Das Netz an Ladesäulen wächst laut PSPA vor allem dank neuer Stationen vor Einkaufszentren. Hier gibt es rechtliche Quotenvorgaben. Der Lebensmitteldiscounter LIDL kündigte Anfang 2023 an, in Polen 65 Ladesäulen aufzubauen. Konkurrent Biedronka hat mit dem Betreiber Powerdot ein Abkommen geschlossen. Danach sollen 600 Schnellladesäulen bis Ende 2024 ans Netz gehen. Das bedeutet neue Konkurrenz für die etablierten Ladesäulenbetreiber. Die größten Anbieter in Polen sind GreenWay, Orlen und Tauron, gefolgt von NOXO und EV+. Auch die deutsche Ionity expandiert. Das Unternehmen kauft Ladesäulen vom führenden polnischen Hersteller Ekoenergetyka.

Polen muss vor allem entlang der Hauptverkehrswege investieren, wenn das Land neue EU-Vorgaben erfüllen will. Bis 2025 soll es entlang der Kernkorridore des transeuropäischen Verkehrsnetzes (TEN-T) mindestens alle 60 Kilometer einen Ladestandort geben. Rzeczpospolita berichtet, dass sich entlang dieser europäischen Fernverkehrsadern in Polen nur 11 Prozent aller Gleichstrom-Stationen befinden. Das Infrastrukturministerium zeigt sich zuversichtlich, dass sich Zahl der Ladepunkte zwischen 2023 und 2025 verfünffachen wird.

Europäische Ausbauziele für Ladesäulen

Im Juli 2023 verabschiedete der Rat der Europäischen Union die Verordnung über den Aufbau der Infrastruktur für alternative Kraftstoffe (AFIR). Sie enthält verbindliche Ziele für die Mitgliedsstaaten wie zum Beispiel:

  • Pro angemeldetem Elektro-Pkw muss die Gesamtkapazität der Ladesäulen um 1,3 Kilowatt steigen.
  • Bis 2025 soll es entlang das TEN-T-Kernstraßennetzes mindestens alle 60 Kilometer in beiden Fahrtrichtungen einen Ladestandort für Pkw geben mit einer Gesamtleistung von mindestens 400 Kilowatt. 
  • Bis 2030 soll es entlang das TEN-T-Kernstraßennetzes mindestens alle 60 Kilometer in beiden Fahrtrichtungen einen Ladestandort für Nutzfahrzeuge ab 3,5 Tonnen geben mit einer Gesamtleistung von mindestens 3.600 Kilowatt.
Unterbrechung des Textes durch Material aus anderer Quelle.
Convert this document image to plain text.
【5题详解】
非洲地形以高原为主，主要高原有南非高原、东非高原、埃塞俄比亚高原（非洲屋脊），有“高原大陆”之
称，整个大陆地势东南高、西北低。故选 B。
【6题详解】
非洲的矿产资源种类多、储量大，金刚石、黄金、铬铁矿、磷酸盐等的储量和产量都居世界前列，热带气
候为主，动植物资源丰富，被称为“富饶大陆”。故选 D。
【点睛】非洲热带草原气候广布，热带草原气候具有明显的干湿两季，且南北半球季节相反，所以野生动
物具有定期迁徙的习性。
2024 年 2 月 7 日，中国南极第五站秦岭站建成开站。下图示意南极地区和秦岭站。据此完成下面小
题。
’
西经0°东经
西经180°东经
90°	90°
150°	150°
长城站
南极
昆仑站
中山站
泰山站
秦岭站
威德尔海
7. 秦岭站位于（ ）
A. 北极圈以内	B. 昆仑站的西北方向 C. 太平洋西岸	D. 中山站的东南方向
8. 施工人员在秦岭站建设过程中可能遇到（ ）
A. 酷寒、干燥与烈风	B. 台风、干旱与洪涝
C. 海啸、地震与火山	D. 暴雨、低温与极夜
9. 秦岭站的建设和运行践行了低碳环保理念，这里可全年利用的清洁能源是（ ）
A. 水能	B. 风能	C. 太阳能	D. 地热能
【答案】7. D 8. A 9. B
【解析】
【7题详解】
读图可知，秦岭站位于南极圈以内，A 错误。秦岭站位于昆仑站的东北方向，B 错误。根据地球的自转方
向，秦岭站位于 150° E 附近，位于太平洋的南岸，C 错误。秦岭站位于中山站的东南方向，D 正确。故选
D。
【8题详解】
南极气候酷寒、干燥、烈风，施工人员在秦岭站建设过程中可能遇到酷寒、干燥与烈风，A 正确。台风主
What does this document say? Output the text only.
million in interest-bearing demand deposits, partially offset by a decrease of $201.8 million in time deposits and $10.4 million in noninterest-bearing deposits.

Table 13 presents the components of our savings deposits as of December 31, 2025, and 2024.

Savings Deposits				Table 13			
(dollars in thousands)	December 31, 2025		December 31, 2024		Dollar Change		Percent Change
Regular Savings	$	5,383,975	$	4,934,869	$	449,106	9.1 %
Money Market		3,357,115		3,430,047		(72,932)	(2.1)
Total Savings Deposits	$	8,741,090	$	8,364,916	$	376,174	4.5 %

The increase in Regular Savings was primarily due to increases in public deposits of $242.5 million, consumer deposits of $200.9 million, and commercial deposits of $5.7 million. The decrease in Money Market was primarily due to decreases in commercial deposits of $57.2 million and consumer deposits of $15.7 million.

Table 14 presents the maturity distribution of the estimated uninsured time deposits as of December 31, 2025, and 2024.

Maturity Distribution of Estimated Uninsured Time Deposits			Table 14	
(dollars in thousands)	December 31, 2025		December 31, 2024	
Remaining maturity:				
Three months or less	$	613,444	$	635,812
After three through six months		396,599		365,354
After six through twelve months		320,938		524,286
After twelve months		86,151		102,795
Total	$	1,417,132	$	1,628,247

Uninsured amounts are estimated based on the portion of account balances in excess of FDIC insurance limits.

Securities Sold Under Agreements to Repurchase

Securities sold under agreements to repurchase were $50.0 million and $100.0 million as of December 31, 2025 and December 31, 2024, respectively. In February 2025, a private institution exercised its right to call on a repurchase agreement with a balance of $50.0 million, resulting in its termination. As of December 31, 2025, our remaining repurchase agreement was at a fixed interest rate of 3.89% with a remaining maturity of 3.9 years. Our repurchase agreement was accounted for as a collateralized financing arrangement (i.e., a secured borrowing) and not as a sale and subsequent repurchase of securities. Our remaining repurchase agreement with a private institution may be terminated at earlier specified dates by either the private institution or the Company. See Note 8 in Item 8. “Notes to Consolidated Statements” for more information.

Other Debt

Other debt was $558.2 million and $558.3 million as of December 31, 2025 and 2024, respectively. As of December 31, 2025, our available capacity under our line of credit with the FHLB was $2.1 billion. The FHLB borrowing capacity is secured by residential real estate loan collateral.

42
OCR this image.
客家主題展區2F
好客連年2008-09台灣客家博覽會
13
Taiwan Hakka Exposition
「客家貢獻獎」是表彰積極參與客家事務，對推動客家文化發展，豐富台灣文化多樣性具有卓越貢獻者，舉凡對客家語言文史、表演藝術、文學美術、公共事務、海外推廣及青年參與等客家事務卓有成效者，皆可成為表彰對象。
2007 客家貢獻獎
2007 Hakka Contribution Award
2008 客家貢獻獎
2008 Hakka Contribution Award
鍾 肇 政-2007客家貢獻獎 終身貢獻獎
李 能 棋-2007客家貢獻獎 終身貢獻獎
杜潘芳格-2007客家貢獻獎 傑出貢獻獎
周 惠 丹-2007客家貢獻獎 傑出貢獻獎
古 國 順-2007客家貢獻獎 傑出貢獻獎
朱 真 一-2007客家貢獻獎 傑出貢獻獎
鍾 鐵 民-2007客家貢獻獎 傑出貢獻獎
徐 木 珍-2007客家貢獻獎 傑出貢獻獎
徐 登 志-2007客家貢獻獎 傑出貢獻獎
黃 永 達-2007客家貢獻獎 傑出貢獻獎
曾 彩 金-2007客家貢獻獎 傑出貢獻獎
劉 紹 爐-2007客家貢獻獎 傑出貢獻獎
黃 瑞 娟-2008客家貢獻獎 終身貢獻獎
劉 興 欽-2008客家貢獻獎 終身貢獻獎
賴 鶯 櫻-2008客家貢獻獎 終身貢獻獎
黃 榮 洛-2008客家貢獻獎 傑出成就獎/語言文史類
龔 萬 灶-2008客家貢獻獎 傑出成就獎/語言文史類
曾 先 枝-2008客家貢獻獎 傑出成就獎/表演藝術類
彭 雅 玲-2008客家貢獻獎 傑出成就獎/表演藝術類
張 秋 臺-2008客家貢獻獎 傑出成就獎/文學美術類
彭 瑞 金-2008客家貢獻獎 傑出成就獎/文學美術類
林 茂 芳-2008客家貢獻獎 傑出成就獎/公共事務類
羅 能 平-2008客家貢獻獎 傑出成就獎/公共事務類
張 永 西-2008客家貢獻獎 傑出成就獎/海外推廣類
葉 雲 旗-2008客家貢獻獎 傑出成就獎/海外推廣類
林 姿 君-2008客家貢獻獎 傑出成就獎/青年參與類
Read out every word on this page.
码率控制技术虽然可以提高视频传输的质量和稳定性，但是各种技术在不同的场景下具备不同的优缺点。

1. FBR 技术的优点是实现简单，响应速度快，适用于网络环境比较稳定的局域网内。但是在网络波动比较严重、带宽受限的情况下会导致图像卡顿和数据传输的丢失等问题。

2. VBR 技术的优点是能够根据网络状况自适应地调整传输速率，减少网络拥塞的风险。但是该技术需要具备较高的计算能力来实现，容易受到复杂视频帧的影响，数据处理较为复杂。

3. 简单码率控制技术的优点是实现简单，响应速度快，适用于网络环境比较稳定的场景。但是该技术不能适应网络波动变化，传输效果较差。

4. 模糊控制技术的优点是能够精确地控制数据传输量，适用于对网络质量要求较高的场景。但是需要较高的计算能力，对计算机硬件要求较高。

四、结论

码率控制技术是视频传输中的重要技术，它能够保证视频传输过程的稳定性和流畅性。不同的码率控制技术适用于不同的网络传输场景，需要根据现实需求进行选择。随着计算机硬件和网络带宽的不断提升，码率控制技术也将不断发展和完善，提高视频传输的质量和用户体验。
NFOŚiGW-Förderprogramme unterstützten den Ausbau. Zu den Nutznießern gehört der Konzern Orlen. Im Juli 2023 unterschrieb das Unternehmen einen Vertrag über den Bau von 40 Ladestationen. Netzbetreiber Energa Operator wiederum baut mit öffentlicher Förderung die Anschlusskapazitäten entlang der Autobahnen A1 und A2 aus.